La prima cosa da mettere a tema è il ruolo stesso del diritto penale che, una moderna liberal democrazia del 21esimo secolo, andrebbe ripensato profondamente. I tribunali non possono risolvere ogni conflitto che sorge nella società. Va ripensato anche il rapporto tra sanzioni pecuniarie e sanzioni detentive.

Non si rischia una depenalizzazione per “censo”. Evita la galera solo chi può pagare?

L’entità della pena andrebbe naturalmente commisurata alla capacità retributiva. Vi sono una serie di delitti colposi che sono ancora nel circuito penale, pur essendo il tema sostanzialmente risarcitorio. Questo comporta l’aumento dei tempi dei processi anche per reati più gravi. Così dilatando indirettamente anche i tempi di carcerazione preventiva.

In gran numero, i detenuti in attesa di giudizio sono in carcere da presunti innocenti.

La pena dovrebbe sempre seguire l’accertamento della responsabilità oltre il terzo grado di giudizio. Non è tollerabile la tendenza a trattare la custodia cautelare come un anticipo della pena.

E la giustizia riparativa?

Può avere un ruolo fondamentale, come già avviene in altri Paesi europei. La sanzione pecuniaria, unitamente al risarcimento del danno, è considerata una valida risposta per i delitti colposi.

Ma per umanizzare la giustizia, e favorire le misure alternative, occorrono investimenti.

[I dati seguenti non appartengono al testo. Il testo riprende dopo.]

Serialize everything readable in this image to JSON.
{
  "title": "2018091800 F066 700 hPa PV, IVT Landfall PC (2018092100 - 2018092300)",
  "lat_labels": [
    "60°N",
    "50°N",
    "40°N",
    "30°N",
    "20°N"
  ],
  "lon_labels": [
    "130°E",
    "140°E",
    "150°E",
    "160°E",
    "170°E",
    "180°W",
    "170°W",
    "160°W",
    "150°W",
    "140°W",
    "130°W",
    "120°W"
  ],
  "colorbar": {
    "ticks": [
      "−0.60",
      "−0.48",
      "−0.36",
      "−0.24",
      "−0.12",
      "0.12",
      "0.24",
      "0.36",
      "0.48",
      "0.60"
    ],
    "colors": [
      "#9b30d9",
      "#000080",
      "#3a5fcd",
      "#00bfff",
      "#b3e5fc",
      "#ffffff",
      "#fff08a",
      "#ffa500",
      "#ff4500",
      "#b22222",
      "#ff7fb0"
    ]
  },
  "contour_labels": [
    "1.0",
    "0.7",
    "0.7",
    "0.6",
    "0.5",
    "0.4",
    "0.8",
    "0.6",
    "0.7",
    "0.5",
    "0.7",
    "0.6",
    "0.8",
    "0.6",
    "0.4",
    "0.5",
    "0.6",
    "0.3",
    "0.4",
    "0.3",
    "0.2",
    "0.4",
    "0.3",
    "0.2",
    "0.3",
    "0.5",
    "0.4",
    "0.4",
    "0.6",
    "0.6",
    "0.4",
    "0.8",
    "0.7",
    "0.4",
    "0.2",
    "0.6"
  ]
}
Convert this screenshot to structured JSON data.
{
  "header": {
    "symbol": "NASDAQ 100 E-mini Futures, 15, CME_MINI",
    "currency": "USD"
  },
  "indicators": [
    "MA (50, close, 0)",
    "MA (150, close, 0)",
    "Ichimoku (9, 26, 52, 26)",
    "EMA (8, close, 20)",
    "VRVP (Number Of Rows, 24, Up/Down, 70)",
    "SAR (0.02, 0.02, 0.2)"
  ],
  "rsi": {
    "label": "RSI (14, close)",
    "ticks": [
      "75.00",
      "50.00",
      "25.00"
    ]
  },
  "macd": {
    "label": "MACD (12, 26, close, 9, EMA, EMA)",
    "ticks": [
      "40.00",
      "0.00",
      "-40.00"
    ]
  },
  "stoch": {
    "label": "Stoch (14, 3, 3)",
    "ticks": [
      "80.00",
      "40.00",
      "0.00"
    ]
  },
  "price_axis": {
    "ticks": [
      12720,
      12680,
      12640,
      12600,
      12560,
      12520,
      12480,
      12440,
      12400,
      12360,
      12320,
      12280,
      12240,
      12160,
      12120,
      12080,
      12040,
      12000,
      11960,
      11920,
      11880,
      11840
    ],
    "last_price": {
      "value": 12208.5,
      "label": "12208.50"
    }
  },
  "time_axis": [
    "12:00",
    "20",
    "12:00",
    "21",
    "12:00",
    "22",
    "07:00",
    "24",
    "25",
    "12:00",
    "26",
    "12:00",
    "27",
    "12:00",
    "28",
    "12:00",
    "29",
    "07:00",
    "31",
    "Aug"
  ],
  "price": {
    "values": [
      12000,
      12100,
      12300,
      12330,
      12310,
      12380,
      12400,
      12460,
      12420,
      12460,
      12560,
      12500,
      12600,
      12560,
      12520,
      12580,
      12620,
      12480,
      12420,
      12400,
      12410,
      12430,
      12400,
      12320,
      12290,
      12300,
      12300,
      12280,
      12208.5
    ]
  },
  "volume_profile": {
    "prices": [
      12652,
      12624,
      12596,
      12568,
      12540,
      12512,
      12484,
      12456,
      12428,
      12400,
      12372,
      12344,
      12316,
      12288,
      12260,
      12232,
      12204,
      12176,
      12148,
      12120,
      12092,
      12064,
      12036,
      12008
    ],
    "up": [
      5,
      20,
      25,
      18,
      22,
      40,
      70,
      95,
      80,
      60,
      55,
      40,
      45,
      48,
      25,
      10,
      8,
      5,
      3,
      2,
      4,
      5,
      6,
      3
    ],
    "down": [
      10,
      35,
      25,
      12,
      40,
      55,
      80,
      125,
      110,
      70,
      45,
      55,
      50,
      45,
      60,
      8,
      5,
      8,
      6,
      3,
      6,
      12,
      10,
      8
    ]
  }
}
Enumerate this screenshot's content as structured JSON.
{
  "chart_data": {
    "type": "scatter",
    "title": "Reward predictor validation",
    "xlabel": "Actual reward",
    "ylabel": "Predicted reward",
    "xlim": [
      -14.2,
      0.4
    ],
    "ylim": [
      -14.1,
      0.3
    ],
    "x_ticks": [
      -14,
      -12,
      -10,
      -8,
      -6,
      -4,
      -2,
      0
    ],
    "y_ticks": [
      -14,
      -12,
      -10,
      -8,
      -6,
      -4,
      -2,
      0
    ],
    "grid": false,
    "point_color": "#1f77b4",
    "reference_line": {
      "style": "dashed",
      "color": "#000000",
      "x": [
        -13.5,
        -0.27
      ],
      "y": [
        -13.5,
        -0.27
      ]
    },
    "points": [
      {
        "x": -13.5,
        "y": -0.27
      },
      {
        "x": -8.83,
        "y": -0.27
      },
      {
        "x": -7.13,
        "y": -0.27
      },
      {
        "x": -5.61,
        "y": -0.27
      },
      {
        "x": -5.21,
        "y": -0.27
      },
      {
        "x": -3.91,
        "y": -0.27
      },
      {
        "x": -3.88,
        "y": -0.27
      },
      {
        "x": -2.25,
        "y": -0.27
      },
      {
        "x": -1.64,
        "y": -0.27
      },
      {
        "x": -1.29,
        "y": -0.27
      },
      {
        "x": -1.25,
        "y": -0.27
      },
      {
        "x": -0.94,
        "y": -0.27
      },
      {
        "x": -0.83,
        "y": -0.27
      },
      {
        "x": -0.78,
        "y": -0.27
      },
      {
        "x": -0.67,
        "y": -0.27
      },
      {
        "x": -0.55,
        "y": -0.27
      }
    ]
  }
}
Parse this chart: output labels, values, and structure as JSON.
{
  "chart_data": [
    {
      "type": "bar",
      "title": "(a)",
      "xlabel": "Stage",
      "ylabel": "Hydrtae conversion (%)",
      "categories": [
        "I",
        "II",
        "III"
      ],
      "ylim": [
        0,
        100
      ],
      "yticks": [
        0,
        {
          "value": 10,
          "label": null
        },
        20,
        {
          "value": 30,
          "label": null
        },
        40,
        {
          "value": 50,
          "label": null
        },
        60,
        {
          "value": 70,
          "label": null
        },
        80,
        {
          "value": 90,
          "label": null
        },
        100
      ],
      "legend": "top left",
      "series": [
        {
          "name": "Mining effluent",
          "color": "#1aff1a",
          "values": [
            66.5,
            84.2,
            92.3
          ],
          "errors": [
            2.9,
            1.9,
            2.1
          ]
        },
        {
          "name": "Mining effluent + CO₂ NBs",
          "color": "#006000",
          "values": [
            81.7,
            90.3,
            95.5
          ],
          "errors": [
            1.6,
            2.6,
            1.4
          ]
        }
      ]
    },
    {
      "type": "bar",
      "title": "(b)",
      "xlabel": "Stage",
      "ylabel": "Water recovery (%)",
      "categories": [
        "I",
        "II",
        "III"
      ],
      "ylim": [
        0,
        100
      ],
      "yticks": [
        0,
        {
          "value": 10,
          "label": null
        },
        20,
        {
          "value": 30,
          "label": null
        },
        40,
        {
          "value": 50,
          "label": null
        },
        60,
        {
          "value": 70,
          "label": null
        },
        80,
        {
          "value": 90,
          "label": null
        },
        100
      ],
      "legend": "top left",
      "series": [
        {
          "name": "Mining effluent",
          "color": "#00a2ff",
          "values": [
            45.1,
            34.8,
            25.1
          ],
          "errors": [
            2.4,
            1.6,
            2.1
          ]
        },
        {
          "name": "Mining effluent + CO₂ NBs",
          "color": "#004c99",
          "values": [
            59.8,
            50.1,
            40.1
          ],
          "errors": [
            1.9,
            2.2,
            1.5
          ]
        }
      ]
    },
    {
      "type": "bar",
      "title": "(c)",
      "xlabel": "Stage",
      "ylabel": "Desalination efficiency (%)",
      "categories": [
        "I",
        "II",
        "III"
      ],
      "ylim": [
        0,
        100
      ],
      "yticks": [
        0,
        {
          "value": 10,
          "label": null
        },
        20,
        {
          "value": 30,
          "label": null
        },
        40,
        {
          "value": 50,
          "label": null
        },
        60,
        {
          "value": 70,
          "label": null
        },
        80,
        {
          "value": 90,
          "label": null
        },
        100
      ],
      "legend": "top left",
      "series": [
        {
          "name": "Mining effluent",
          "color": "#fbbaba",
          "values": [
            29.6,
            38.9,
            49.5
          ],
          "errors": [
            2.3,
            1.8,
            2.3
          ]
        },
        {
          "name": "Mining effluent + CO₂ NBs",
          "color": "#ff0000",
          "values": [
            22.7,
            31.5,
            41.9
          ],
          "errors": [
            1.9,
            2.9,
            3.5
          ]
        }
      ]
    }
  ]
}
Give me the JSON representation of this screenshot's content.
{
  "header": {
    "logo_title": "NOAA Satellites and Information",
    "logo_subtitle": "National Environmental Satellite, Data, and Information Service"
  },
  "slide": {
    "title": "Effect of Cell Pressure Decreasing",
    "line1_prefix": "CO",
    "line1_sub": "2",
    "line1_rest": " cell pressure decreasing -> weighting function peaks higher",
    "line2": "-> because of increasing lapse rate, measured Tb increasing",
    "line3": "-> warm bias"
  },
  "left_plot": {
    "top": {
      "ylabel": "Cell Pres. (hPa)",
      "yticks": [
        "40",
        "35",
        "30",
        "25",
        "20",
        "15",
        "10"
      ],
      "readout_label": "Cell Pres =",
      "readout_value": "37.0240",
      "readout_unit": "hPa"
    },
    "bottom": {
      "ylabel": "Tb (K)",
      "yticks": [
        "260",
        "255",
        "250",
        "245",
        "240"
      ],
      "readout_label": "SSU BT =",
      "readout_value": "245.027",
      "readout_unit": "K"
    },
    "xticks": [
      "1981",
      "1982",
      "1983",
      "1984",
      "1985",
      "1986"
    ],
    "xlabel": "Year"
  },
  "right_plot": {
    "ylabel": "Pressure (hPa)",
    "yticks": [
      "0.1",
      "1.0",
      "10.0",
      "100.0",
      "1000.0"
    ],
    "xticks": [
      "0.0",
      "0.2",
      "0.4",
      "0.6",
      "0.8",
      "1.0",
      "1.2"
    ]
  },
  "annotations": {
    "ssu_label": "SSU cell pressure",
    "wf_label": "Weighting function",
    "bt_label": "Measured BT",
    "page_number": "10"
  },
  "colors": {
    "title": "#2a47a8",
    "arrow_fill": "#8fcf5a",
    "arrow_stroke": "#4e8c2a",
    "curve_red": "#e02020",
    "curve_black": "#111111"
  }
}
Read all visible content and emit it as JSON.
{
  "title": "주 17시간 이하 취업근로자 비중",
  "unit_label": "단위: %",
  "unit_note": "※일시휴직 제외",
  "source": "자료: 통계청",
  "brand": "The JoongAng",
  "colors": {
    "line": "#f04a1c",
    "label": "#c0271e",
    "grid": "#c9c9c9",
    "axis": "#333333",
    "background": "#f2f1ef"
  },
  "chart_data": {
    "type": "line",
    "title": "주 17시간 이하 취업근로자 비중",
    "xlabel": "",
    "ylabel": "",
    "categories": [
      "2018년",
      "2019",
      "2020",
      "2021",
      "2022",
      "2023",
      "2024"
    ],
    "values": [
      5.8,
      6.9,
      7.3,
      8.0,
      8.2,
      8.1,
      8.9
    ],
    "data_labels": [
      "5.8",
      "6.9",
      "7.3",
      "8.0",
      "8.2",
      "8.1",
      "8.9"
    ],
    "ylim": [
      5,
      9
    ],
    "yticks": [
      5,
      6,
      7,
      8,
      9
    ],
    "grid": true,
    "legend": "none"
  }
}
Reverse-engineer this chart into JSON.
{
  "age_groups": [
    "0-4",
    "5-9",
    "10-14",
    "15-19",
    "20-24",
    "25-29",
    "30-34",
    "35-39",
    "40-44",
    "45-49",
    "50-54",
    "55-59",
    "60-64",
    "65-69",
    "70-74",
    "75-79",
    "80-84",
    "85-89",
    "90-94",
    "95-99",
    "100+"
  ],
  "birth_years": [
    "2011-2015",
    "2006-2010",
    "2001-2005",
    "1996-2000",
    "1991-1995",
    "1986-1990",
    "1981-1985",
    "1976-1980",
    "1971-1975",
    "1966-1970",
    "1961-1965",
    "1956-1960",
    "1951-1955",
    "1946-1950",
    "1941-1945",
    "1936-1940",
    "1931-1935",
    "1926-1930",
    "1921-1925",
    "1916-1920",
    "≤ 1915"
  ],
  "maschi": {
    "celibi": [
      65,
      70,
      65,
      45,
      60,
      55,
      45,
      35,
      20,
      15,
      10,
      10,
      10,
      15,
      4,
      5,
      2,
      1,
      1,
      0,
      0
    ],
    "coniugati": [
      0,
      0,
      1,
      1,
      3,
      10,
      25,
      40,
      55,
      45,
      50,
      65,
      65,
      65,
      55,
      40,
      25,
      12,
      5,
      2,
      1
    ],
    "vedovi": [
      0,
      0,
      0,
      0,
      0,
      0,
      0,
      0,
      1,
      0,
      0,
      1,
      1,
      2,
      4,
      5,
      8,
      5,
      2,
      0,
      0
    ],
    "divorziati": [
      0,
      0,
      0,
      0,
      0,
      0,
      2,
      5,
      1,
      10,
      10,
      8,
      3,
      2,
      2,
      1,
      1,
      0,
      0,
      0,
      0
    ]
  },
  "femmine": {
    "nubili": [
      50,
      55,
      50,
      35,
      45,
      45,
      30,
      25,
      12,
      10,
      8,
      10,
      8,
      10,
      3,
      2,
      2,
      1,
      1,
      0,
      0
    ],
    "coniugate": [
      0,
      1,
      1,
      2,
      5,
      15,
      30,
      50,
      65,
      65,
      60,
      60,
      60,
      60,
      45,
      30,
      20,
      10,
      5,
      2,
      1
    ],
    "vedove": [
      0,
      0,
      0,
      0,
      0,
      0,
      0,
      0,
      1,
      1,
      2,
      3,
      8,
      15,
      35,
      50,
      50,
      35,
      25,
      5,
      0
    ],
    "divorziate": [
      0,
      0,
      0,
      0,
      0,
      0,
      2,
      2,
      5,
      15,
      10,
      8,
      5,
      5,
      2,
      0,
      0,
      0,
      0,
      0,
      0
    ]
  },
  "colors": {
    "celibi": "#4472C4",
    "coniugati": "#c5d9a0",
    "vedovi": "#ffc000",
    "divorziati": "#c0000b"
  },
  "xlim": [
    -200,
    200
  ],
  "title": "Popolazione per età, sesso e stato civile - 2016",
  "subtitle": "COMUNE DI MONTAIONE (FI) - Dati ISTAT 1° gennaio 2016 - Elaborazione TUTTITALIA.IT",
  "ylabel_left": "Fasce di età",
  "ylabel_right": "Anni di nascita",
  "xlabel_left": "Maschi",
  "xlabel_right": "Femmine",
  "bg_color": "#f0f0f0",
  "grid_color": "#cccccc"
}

Per prima cosa bisogna investire sulle risorse umane: educatori, magistrati di sorveglianza e anche le associazioni di volontariato e terzo settore. E contestualmente, compiere una riflessione di politica giudiziaria più ampia, di largo respiro.

Gli 88 suicidi in carcere quest’anno sono la spia di un malessere enorme.

È un dato drammatico. Ma ci sono anche 6 agenti che si sono tolti la vita, a dimostrazione che il carcere oggi è un luogo drammatico, per tutti. Ci sono poi 243 persone morte in carcere, e questo non dovrebbe mai accadere. Si dovrebbe morire a casa o in ospedale, con l’affetto dei propri cari. Il carcere non può essere mai un luogo di morte, ma di speranza di una vita migliore, nel rispetto della legalità.